Hopelessly awaiting, Mad Men Season 5, finally premiered this week. For those of you who have never seen Mad Men, the show takes places in an advertising agency during the 1960s on Madison Avenue.
The story starts with Young and Rubicam, two advertising men, dropping bags filled with water on the protesters parading on the Madison Avenue sidewalk. Meanwhile, protestors marched right up to the Advertising Agency’s office and spoke with the secretary. The protestors explained that to the secretary that water bag were being dropped from this office building. After a few passes back and forth the advertising men entered the scene carrying the water the water bags. The protestor said, “And they call us savages.”

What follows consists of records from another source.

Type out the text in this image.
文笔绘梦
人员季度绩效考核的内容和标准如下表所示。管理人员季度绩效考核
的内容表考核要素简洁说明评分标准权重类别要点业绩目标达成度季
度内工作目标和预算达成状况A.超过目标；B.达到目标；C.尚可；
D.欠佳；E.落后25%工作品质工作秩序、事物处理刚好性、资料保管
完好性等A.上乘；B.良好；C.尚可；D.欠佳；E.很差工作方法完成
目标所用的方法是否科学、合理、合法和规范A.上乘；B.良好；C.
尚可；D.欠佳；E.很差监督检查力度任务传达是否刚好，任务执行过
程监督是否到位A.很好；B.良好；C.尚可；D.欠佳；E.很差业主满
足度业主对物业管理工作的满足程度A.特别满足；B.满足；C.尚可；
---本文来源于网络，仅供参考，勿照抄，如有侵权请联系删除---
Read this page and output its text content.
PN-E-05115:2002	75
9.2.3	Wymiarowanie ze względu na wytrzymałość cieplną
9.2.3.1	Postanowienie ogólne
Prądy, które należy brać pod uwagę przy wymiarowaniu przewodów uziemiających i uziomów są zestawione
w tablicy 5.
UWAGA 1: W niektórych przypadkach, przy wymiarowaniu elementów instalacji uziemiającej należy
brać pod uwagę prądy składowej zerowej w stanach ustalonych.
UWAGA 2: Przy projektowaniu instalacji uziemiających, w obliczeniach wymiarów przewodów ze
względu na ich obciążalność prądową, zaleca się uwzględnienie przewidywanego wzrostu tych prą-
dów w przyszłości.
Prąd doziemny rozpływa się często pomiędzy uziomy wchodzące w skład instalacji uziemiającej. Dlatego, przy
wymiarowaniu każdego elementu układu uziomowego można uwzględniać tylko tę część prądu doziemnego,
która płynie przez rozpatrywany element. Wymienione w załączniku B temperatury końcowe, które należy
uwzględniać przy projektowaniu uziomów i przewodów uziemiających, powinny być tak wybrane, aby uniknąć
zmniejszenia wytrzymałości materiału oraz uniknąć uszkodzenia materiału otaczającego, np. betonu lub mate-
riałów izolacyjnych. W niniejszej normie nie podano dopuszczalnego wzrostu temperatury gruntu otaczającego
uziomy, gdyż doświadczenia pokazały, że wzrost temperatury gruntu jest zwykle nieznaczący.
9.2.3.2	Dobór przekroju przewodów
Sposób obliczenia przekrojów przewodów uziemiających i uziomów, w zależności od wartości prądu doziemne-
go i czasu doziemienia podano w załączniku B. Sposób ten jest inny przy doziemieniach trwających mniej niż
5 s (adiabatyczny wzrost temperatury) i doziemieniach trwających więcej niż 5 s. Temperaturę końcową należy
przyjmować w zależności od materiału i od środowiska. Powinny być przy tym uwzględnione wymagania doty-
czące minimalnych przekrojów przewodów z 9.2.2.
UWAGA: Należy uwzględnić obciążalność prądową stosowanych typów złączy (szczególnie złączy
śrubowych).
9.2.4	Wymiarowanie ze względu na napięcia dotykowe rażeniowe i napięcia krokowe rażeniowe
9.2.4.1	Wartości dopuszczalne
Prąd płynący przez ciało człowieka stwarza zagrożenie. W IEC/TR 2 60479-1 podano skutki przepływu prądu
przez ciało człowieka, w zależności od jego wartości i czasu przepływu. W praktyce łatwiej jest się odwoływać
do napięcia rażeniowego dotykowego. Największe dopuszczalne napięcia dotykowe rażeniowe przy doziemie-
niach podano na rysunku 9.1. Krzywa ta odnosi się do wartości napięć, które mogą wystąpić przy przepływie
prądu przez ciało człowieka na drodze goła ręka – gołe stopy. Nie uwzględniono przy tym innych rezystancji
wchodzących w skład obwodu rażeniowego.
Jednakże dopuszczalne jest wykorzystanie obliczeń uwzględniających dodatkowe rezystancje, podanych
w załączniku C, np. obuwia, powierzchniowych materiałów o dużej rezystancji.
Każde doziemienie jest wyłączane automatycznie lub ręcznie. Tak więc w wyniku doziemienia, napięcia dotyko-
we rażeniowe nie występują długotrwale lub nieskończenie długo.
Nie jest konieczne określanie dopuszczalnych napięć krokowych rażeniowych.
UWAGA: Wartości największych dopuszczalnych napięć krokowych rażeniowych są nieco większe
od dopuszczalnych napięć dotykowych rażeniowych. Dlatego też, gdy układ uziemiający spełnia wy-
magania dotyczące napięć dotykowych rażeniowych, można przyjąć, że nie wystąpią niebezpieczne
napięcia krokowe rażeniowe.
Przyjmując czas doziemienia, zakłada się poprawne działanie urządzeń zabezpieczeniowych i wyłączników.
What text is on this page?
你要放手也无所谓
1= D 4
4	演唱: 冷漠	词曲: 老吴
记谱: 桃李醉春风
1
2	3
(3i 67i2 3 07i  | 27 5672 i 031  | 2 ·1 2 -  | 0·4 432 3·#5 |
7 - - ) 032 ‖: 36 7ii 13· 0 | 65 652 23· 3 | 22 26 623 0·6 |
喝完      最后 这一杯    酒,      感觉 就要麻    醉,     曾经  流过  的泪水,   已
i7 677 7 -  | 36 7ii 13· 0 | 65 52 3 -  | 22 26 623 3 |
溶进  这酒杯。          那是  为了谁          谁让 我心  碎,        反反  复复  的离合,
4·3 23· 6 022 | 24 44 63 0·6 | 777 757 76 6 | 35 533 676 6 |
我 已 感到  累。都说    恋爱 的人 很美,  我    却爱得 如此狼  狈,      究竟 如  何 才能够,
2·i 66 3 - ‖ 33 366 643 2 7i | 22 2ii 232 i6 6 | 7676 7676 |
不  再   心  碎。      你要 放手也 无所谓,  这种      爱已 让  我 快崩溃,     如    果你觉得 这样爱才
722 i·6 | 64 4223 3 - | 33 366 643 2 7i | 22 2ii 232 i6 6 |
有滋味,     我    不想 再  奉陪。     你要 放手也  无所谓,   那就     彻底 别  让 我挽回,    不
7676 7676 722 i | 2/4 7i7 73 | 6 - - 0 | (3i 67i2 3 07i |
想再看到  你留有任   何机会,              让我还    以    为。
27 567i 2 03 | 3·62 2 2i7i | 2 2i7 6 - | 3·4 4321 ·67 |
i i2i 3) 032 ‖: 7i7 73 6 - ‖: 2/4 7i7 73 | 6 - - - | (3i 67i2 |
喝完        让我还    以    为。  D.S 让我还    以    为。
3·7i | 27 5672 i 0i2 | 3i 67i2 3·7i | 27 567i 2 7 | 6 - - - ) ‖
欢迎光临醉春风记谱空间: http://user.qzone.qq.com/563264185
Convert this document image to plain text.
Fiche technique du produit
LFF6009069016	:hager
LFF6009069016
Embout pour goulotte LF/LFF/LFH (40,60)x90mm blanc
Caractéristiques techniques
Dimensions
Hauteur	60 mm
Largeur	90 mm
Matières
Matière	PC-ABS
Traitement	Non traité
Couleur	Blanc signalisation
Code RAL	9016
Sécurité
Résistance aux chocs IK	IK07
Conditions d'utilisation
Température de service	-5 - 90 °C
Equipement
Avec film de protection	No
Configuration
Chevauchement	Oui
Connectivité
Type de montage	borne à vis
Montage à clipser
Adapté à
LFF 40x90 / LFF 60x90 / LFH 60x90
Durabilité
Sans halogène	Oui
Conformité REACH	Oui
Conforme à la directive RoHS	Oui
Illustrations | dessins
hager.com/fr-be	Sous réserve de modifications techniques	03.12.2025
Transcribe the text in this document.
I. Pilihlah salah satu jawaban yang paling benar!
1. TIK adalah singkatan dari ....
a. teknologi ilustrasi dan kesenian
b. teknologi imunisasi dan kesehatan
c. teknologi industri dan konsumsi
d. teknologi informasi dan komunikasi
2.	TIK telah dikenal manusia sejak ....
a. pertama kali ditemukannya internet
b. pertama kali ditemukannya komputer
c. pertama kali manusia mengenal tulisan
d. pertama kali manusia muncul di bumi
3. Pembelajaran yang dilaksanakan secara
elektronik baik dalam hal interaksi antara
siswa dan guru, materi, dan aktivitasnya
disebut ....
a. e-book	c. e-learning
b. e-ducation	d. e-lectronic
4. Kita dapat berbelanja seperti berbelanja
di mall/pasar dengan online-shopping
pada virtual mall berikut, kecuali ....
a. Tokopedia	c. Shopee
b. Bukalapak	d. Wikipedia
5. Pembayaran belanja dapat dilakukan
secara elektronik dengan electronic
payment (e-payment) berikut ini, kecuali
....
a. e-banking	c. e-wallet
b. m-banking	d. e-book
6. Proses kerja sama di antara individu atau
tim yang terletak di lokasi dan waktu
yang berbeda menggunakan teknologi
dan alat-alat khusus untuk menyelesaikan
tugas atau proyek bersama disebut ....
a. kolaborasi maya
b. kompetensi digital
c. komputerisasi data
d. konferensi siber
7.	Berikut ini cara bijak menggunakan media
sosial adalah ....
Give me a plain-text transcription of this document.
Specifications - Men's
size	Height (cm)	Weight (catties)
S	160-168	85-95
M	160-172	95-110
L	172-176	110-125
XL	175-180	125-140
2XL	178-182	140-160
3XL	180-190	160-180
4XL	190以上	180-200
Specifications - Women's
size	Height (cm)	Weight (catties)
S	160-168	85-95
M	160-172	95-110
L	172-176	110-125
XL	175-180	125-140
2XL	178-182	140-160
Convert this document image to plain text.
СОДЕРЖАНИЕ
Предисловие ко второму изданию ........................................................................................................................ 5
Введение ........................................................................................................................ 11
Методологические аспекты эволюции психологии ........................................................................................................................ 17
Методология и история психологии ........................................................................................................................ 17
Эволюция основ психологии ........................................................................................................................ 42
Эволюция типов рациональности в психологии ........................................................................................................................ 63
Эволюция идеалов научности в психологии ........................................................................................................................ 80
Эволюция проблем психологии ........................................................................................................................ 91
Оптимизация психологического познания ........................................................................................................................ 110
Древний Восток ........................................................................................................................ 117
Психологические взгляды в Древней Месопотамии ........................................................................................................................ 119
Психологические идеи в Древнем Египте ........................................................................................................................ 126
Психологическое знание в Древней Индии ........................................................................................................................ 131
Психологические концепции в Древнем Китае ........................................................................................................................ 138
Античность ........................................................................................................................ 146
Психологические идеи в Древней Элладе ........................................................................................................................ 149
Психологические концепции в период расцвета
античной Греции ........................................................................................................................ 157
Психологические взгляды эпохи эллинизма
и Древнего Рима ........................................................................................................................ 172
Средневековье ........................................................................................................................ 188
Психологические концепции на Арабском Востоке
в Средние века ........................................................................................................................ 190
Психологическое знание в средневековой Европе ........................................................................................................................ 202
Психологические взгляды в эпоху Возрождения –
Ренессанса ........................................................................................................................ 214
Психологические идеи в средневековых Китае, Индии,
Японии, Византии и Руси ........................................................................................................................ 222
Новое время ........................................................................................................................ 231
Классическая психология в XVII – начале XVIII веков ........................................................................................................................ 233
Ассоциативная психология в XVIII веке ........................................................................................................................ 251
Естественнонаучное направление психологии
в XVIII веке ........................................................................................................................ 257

One critics, Matt Zoller Seitz for New York magazine, said that the line ”And they call us savages” was terrible line that should have been red-penciled.
What most people probably don’t know, maybe even Matt Zoller, is that this weeks episode actually happened in real life. According to the New York Time, the first scene was almost written verbatim to an article in The Time on May 28, 1966.
The article said:
“A container of water was pitched out of one of the windows of the building, splashing two spectators. Later, two demonstrators were hit by water-filled paper bags thrown from the building.”
A 9-year-old boy was struck. Several women in the protest, including the boy’s mother, hurried up to the advertising agency’s sixth-floor offices and confronted a secretary about the water throwing.
“This is the executive floor,” the secretary said. “That’s utterly ridiculous.”